Yes, we certainly do. We’ll call them out of the blue, and then we’ll talk to them and tell them why we’re calling and why we think that we should talk. And then we can either talk with them at that moment, or set up time to talk to them in the future. The people that we’re talking to are usually pretty busy professionals and so we want to certainly respect their time.
3. What are the hiring mistakes an employer can make and how to avoid them?
There’s a lot of them. Right now, I would say that it’s a candidate market. Meaning that good candidates have lots of options for jobs. It’s important for hiring managers to have a very streamlined process to onboard candidates. If you find out about the person until the time that they actually start to work, try to make that as short as possible. Because good candidates will have lots of people wanting to talk to them. If you drag your feet maybe somebody else will present something to them and you’ll lose them just because you waited. If you find somebody that you really like go ahead, hire them, bring them in. That’s one mistake.
Another mistake is not understanding how important the cultural fit is to a job. For instance Tribeca Tavern in Cary, you have an employee type there that’s successful.
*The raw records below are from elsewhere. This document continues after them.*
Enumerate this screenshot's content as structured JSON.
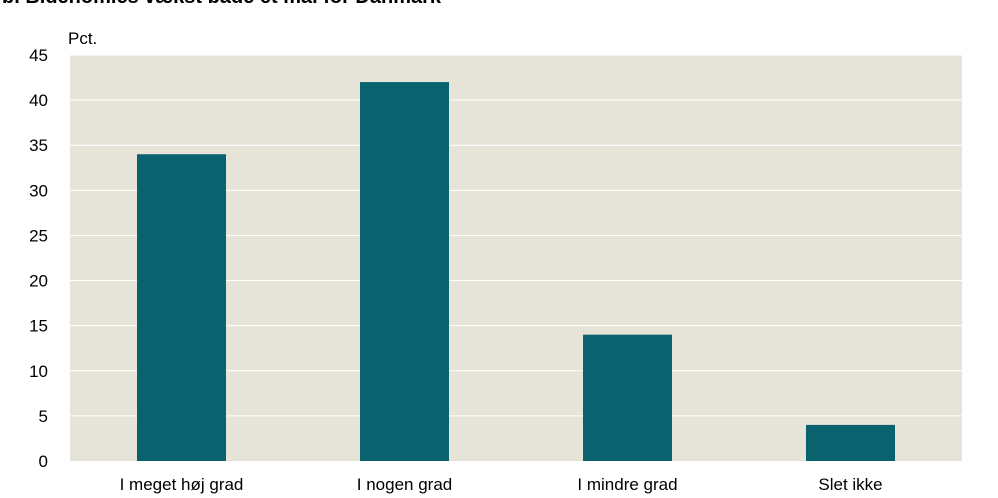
{
  "chart_data": {
    "type": "bar",
    "title": "b. Bidenomics vækst både et mål for Danmark",
    "ylabel": "Pct.",
    "xlabel": "",
    "categories": [
      "I meget høj grad",
      "I nogen grad",
      "I mindre grad",
      "Slet ikke"
    ],
    "values": [
      34,
      42,
      14,
      4
    ],
    "ylim": [
      0,
      45
    ],
    "yticks": [
      0,
      5,
      10,
      15,
      20,
      25,
      30,
      35,
      40,
      45
    ],
    "grid": true,
    "legend": "none",
    "colors": {
      "bar": "#08636f",
      "plot_background": "#e6e3d9",
      "gridline": "#ffffff"
    }
  }
}
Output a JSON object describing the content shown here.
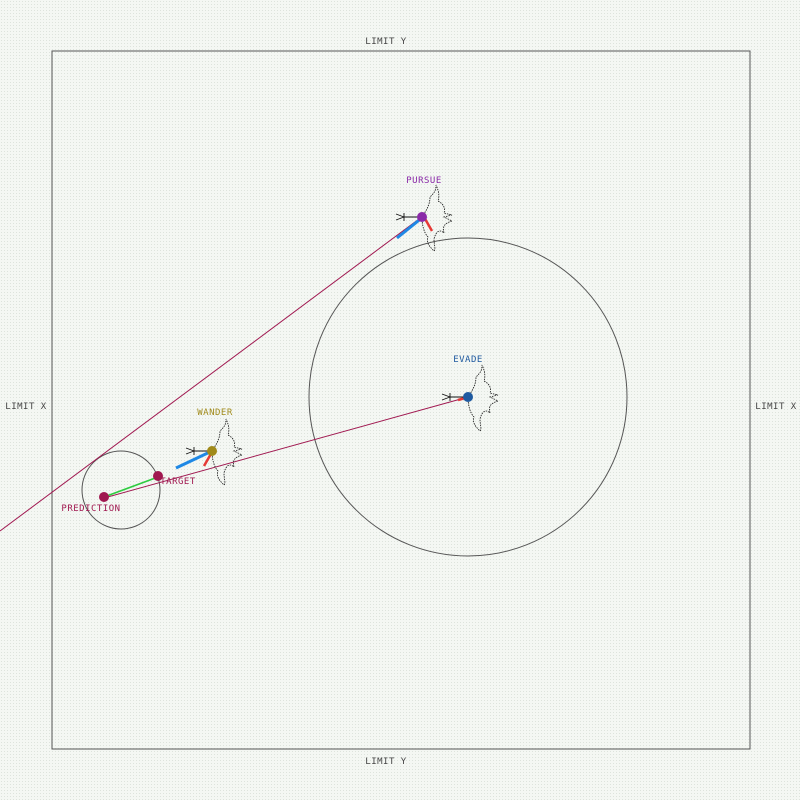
{
  "labels": {
    "limit_x_left": "LIMIT X",
    "limit_x_right": "LIMIT X",
    "limit_y_top": "LIMIT Y",
    "limit_y_bottom": "LIMIT Y",
    "pursue": "PURSUE",
    "evade": "EVADE",
    "wander": "WANDER",
    "target": "TARGET",
    "prediction": "PREDICTION"
  },
  "colors": {
    "background": "#f4f7f3",
    "boundary": "#555555",
    "pursue": "#8a2aa8",
    "evade": "#1f5aa0",
    "wander": "#a08a1a",
    "target": "#a01850",
    "prediction": "#a01850",
    "trace_line": "#a01850",
    "velocity": "#1e88e5",
    "steering": "#e53935",
    "seek": "#2ecc40"
  },
  "icons": {
    "agent": "bird-icon"
  }
}
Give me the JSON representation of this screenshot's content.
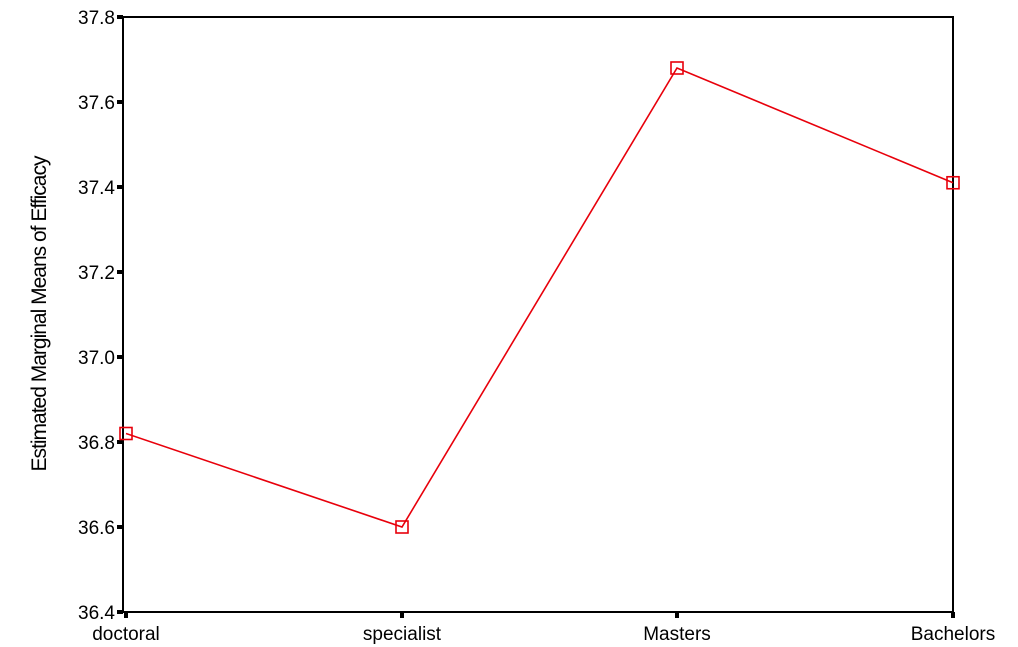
{
  "chart_data": {
    "type": "line",
    "title": "",
    "xlabel": "",
    "ylabel": "Estimated Marginal Means of Efficacy",
    "categories": [
      "doctoral",
      "specialist",
      "Masters",
      "Bachelors"
    ],
    "series": [
      {
        "values": [
          36.82,
          36.6,
          37.68,
          37.41
        ],
        "color": "#e8000b",
        "marker": "square-open"
      }
    ],
    "ylim": [
      36.4,
      37.8
    ],
    "yticks": [
      "36.4",
      "36.6",
      "36.8",
      "37.0",
      "37.2",
      "37.4",
      "37.6",
      "37.8"
    ],
    "grid": false,
    "legend": "none"
  }
}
Well, that employee type might not work as well at a place like some hamburger place.
The jobs are all the same, but Tribeca Tavern has a little bit more sophisticated clientele. And somebody that’s more adept at working with a sophisticated clientele, while they may have all the same skills, it’s a server position, it just might not work at a family-owned hamburger place. You have to make sure that culturally the employees match what you’re trying to do. You can always hire someone that has the skills, but it’s the cultural match that’s important for long-term success.
4. What advice in recruiting would you give to a first-time founder?
The hard part is actually creating a culture. And another thing is that once you create a culture within a company it’s difficult to change it. After a while your employees become more responsible for the culture than you are. And you can try to guide it all you want to but once that culture gets established it’s very difficult.
My advice would be to focus on people that are going to be passionate about what you’re trying to do. So, you’re going to start a restaurant. Make sure that, particularly your earliest employees, are people that are equally passionate about what it is you’re trying to do. Passion’s not everything, but it helps a lot. When I had my bicycle stores, I used to own bicycle stores locally, I didn’t want people that had worked in bicycle stored before. I wanted people that had good customer service skills that were passionate about riding bicycles. And I didn’t care how they liked to ride bicycles. I didn’t care if they liked to ride or if they like to race or if they just like to ride around the block with their children. I wanted them to like riding bicycles so they’d be passionate about what we were trying to do. So, I think that would probably the best advice that I would give to a first-time person.